I don't know whether you watch Family Guy, but if you do you will recall Peter going on to become a minor TV celebrity in an episode where he goes on rants about whatever it is that's grinding his gears, as he puts it so succinctly.
Take this commentary in that spirit - I may have missed relevant information (aka Peter …). I know that HIV prevention/Tx folks check on this blog every now and then. Consider yourselves invited to enlighten me if I missed a beat.
So, Truvada marketing by WHO and other assorted HIV prevention folks is grinding my gears in a big way these days. WHO reportedly advises that sexually active HIV negative gay men in sero-discordant relationships should go on Truvada. What grinds my gears is that to date there is not a single documented case of HIV transmission from an HIV positive guy on HAART whose viral load is undetectable, courtesy of that medication, to his sex partner. For the sake of the argument, assume that there are in fact a (very) small number of such transmissions happening. How can that be a good reason for advising every HIV negative gay man in such a relationship to initiate a regime of - frankly - fairly toxic drugs for ever (i.e. while he is sexually active)? Unlike Gilead's information on its Truvada website, the UK NHS provides a clearer picture of what you HIV negative gay guys can expect if you choose to join the Truvada train. These ain't sugar pills.
What grinds my gears it that we have zero clinical evidence that folks who take Truvada prophylactically, and say, successfully, throughout their sexually active lives, fare any better than those who wait with going on HAART until they sero-convert. What one would want to know, obviously, is whether folks who wait for a possible infection and then get treated, fare any worse in terms of mortality/morbidity than those who have boarded the Truvada train at gigantic cost to the health care system or their insurance company or to themselves. The truth is, we don't know that. This hasn't stopped WHO from marketing Truvada busily on behalf of Gilead, the drug's manufacturer.

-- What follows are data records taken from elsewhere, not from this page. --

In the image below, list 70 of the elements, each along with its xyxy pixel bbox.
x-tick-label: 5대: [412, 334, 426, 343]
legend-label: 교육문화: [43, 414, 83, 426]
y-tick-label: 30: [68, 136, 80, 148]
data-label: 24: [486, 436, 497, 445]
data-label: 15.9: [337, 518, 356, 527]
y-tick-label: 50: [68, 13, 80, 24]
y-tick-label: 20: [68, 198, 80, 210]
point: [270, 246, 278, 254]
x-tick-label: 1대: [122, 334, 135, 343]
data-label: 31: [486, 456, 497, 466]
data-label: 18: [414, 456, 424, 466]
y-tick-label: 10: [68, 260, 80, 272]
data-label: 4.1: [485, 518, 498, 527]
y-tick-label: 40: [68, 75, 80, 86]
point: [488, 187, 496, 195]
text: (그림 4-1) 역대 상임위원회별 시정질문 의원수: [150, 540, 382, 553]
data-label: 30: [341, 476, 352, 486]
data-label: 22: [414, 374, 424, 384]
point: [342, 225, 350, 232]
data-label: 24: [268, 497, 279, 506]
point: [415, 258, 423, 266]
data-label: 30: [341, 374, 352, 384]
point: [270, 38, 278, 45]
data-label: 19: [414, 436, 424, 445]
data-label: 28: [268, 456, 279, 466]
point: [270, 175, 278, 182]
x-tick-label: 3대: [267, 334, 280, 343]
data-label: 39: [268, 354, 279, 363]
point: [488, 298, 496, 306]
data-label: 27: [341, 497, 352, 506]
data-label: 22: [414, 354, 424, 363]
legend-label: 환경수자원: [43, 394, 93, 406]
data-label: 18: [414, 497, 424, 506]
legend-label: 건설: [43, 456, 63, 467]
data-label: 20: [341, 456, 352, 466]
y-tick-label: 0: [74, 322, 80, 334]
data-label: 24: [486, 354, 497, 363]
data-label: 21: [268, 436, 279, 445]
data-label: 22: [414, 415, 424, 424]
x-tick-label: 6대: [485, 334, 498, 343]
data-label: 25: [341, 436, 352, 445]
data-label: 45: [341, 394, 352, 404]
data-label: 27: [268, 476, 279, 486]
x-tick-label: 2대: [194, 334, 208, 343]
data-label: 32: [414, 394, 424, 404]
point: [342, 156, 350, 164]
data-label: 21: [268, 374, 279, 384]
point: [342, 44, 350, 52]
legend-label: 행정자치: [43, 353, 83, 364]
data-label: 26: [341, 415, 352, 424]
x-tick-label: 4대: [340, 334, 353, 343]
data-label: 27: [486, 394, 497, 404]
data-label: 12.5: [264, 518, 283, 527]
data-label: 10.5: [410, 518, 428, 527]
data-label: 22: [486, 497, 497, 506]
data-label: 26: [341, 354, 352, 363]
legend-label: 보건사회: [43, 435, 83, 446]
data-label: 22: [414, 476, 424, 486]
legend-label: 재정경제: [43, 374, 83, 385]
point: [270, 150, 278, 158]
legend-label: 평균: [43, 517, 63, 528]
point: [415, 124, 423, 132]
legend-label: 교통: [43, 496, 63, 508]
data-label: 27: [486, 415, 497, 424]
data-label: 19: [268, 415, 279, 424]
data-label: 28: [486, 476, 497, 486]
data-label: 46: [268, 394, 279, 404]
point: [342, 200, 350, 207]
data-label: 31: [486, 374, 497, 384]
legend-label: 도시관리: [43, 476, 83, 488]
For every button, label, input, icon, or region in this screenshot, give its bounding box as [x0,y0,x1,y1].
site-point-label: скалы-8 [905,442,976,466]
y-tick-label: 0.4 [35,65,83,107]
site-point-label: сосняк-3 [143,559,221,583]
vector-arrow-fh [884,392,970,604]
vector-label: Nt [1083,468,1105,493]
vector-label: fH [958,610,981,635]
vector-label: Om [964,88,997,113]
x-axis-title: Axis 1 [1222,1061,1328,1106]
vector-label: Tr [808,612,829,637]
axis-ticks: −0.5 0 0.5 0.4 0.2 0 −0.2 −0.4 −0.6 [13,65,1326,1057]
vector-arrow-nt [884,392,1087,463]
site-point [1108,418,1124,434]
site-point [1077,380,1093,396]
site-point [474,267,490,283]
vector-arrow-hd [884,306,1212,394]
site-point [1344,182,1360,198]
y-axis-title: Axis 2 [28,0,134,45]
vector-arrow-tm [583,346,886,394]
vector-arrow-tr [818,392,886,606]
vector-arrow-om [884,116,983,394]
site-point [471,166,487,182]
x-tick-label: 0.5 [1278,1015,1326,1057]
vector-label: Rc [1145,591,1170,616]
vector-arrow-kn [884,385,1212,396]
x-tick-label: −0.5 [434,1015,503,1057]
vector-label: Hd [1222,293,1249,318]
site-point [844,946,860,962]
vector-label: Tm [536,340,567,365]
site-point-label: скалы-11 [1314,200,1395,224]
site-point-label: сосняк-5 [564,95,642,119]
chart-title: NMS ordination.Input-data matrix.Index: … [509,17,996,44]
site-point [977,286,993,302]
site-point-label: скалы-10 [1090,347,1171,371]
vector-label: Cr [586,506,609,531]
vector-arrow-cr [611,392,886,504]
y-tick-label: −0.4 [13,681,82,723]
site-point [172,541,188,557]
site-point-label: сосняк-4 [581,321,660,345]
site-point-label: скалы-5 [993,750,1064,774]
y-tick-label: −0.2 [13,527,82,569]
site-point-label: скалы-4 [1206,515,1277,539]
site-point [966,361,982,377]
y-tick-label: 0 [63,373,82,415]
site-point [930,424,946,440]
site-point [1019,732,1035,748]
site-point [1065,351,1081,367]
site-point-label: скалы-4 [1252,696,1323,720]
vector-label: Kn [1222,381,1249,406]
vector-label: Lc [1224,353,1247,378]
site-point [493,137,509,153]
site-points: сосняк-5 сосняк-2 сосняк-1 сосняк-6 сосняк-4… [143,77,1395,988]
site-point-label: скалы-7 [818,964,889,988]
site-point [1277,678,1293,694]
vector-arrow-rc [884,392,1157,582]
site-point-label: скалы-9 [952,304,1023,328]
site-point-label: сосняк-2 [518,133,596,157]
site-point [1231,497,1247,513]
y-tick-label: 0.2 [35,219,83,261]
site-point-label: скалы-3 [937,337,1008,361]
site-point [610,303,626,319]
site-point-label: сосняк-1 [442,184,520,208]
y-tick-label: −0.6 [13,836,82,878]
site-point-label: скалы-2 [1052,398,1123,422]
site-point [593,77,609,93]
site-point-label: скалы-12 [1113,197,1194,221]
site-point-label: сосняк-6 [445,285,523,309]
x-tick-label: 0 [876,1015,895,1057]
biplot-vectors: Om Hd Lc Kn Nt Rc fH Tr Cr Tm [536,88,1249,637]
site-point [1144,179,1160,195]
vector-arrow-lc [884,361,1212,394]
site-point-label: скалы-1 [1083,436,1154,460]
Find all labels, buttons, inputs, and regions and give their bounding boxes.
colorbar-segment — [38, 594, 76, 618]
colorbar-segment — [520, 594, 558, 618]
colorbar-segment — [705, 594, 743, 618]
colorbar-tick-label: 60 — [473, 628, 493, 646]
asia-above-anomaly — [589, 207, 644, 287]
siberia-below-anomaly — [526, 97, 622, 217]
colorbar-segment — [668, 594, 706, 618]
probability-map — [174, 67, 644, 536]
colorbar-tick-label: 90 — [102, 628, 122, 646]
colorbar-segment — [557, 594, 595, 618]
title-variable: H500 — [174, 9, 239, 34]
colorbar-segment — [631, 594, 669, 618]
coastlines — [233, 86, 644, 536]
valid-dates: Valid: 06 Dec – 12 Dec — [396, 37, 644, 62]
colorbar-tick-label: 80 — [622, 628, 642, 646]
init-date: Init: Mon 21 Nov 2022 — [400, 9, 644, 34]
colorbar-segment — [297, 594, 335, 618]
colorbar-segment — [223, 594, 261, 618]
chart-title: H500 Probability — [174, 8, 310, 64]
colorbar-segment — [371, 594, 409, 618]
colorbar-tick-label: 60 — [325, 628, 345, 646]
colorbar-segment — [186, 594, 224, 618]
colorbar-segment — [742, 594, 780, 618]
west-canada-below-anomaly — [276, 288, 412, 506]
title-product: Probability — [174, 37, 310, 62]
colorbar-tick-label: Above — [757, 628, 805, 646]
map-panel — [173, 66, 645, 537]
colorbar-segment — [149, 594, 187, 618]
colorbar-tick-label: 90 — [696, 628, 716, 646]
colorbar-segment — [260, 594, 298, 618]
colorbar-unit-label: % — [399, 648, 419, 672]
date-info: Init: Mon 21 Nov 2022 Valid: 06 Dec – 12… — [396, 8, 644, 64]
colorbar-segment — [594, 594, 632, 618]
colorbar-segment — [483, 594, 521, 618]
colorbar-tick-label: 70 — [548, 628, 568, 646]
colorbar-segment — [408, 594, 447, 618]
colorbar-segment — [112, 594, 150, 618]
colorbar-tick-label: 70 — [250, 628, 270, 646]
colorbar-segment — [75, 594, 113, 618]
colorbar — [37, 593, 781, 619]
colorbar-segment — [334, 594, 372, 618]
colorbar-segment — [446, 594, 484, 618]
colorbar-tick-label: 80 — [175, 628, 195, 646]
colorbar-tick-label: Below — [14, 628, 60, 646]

Some have argued that folks would typically only need to use Truvada for a few weeks prior to an unsafe sexual encounter and then possibly use post-exposure prophylaxis afterwards. So, the argument continues, they'd be better off than those who'd sero-convert and have to take HAART for the rest of their biological lives. I'm sure Gilead's sales executives quietly laugh at this logic, because none of us plan for an unsafe sexual encounter (you know, in the real world nobody will say, hey, I'm going to have unsafe sex in six weeks time, lemme go on Truvada now, when unsafe sex done, I'll stop it again - sex doesn't quite work like that). In any case, post-exposure prophylaxis works in around 92-95% of cases, so why not stick to such a regime if you had unsafe sex with someone who's HIV positive and doesn't have an undetectable viral load.
Now, this was what I consider the strongest rationale for advising sexually active men to go on Truvada as a means of HIV prevention. Apparently, WHO hasn't quite left it there and went all out, it recommends that all 'men who have sex with men consider taking antiretroviral medicines as an additional method of preventing HIV infection'. This quote is from WHO's own press statement on the release of its report.
Talking about grinding my gears, this definitely does. For starters, the majority of sexually active gay men do not become HIV infected. And yet, WHO thinks they all should go permanently on highly expensive - prices admittedly vary, in Canada they're at 1100 $ p/month, in South Africa at a more palatable 9$/month - and fairly toxic drugs. At this point in time we do not even know what the impact on their health would be 20 years down the track. As mentioned earlier, even for those who might become infected we do not know whether they might not be better off beginning treatment after they got infected than using comparable drugs throughout their lives to prevent an infection.
Let me cut thru the chase here: If WHO was an honest organization, it would concede that the only sound motive for advising all sexually active gay men to begin taking Truvada is a public health rationale, and not the health of those who take those drugs. Incidentally, that makes sense, WHO does mostly public health stuff anyway. If all or most sexually active gay men would take Truvada, we'd probably be able to get rid of the bug over a generation or two. This would come at a medium to potentially high price paid by the majority of gay men who would take this drug even though they'd not have caught the bug anyway.
That being said, I'm not trying to persuade anyone not to go on Truvada, I don't know whether it's a good or a bad idea, what grinds my gears is that in the absence of crucial clinical questions being settled, sweeping recommendations are made by WHO with a view to putting perfectly healthy gay men throughout their sexually active lives on seriously heavy medication with a side-effects list as long as your weekend shopping list. This is dangerous, because the absence of vital clinical evidence suggests there ought not to be consensus advice of this sort.
I can't wait for NICE to step in here and call this nonsense for what it is, a marketing exercise.